Yesterday morning was probably one of the worst stretches of 3 hours in my life and it was mostly avoidable. I'm posting this to potentially save you some of the heartaches.
at 4:59 yesterday morning my ex-wife (We get along well; there was not a single disagreement during the divorce. The relationship is obviously strained but we are still friends.) called me. Her father, who was loved by all, hated by none, had passed away that night. He was 95 so it was inevitable but still "quick". We figured he would outlast us all.
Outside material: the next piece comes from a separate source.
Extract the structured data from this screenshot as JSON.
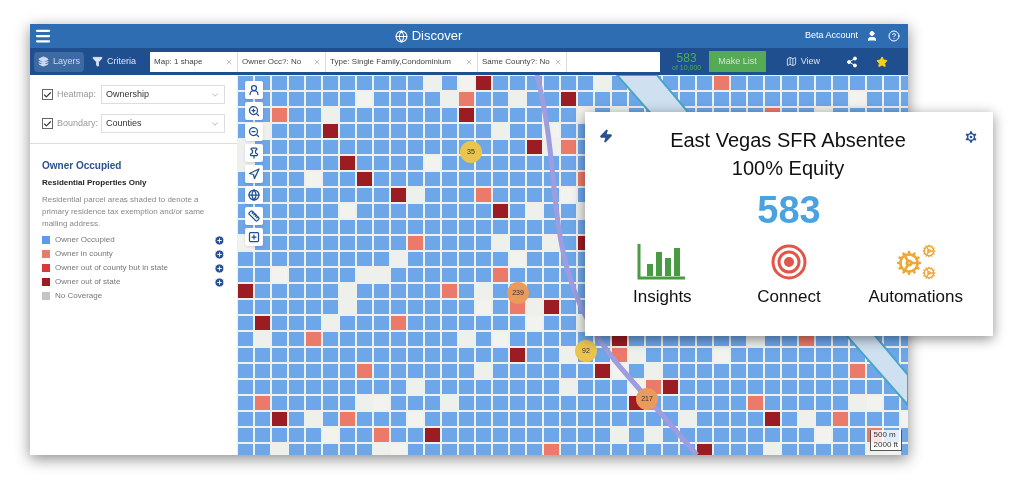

The call was 15 seconds as she had other people to notify (our kids probably) and arrangements to make. I laid in bed for 2 hours crying like a baby. I was totally upset for a number of reasons but the biggest one was my confusion over "can I go to the funeral?" My ex is part of a family with 6 kids, a dozen or two grandchildren and I've lost track of how many great-grandchildren there are. All of them know about me and the divorce but none have met me as Denise.
If I don't go then how does that look? If I do go then I'm going to be a distraction from what is going on. I need to support my ex but how? (She's a complicated woman and hard to read at times.)
TL;DR
I'm a wreck because a wonderful man who I loved with all my heart died. (I had not seen him since I came out.)
I'm worried about my kids.
I have no idea if I'm invited to the funeral.
I have no idea how to support my ex.
I have no idea who to talk to.
The last three items may have caused me the most sadness. My recommendation is if you get along with your spouse talk ahead of time about these topics. DO NOT wait until you need the information. Like a living will or organ donor stuff, since death is inevitable, talk about these things ahead of time. Laying on the bathroom floor for an hour in a fetal position is not healthy.